PUTTING AI TO THE TEST: Soldiers assigned to the 6th Squadron, 8th Cavalry Regiment, and the Artificial Intelligence Integration Center, conduct drone test flights and software troubleshooting during Allied Spirit 24 at the Hohenfels Training Area, Joint Multinational Readiness Center, Germany, March 6, 2024. (Photo by Spc. Micah Wilson, Joint Multinational Readiness Center)
An approach through Agile development and model quality simulation.

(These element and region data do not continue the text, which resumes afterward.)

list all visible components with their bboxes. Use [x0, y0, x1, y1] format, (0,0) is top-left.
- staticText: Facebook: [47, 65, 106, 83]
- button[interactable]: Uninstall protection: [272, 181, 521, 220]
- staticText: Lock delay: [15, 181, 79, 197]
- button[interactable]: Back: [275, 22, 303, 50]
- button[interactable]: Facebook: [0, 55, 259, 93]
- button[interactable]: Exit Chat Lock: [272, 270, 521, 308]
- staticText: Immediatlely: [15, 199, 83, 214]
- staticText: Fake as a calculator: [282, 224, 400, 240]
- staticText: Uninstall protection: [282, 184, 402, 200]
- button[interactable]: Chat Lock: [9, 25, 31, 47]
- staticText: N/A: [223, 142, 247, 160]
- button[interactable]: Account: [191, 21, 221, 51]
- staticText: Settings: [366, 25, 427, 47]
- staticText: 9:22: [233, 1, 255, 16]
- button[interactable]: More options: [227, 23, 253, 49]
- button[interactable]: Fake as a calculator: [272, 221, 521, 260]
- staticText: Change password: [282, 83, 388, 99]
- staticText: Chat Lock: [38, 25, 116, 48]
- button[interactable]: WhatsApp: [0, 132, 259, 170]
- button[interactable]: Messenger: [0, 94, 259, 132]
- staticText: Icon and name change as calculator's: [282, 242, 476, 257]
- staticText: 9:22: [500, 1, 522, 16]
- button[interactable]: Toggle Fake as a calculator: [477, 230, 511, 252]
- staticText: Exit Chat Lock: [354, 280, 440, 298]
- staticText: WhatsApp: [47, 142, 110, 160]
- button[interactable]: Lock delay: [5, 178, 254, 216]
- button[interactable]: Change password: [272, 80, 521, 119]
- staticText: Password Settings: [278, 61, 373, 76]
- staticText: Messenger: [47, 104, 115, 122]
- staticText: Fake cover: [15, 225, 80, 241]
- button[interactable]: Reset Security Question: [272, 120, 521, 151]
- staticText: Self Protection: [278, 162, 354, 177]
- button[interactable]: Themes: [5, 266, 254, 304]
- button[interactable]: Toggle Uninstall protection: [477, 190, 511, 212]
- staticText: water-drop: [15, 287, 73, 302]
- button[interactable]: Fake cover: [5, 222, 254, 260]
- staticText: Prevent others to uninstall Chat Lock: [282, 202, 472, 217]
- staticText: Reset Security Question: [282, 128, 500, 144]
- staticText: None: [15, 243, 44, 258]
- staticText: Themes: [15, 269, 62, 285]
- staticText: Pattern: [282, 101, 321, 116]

by Capt. Hannah Fairfield, Capt. Dylan Hyde and Capt. John T. McCormick
The concept-development and acquisition communities have long treated artificial intelligence and machine learning (AI/ML) as speculative future technologies for next generation military systems, but the Army can no longer ignore the problems of procuring and supplying AI/ML models in current military systems. As military transformation expert, Peter W. Singer, noted in his April 2024 article, “The AI Revolution is Already Here,” that “The battlefield applications of AI are quickly expanding from swarming drones to information warfare and beyond.” Though the U.S. Army has already started awarding contracts for AI, most of these contracts are for large monolithic platforms and unified systems such as Palantir Foundry, reported on by Lindsay Clark in her article “Palantir wins U.S. Army contract for battlefield AI,” in March 2024. These systems do serve an essential purpose for the enterprise as a whole, but they also leave a critical gap in the acquisition of individual AI/ML models for narrowly scoped systems. The war in eastern Europe is revealing that the pace of adaptation in contemporary large-scale conflicts will require the rapid development and procurement of modular AI-enabled systems, such as first-person view drones and tactical dashboards, as described in Mick Ryan’s February 2024 article “Russia’s Adaptation Advantage.”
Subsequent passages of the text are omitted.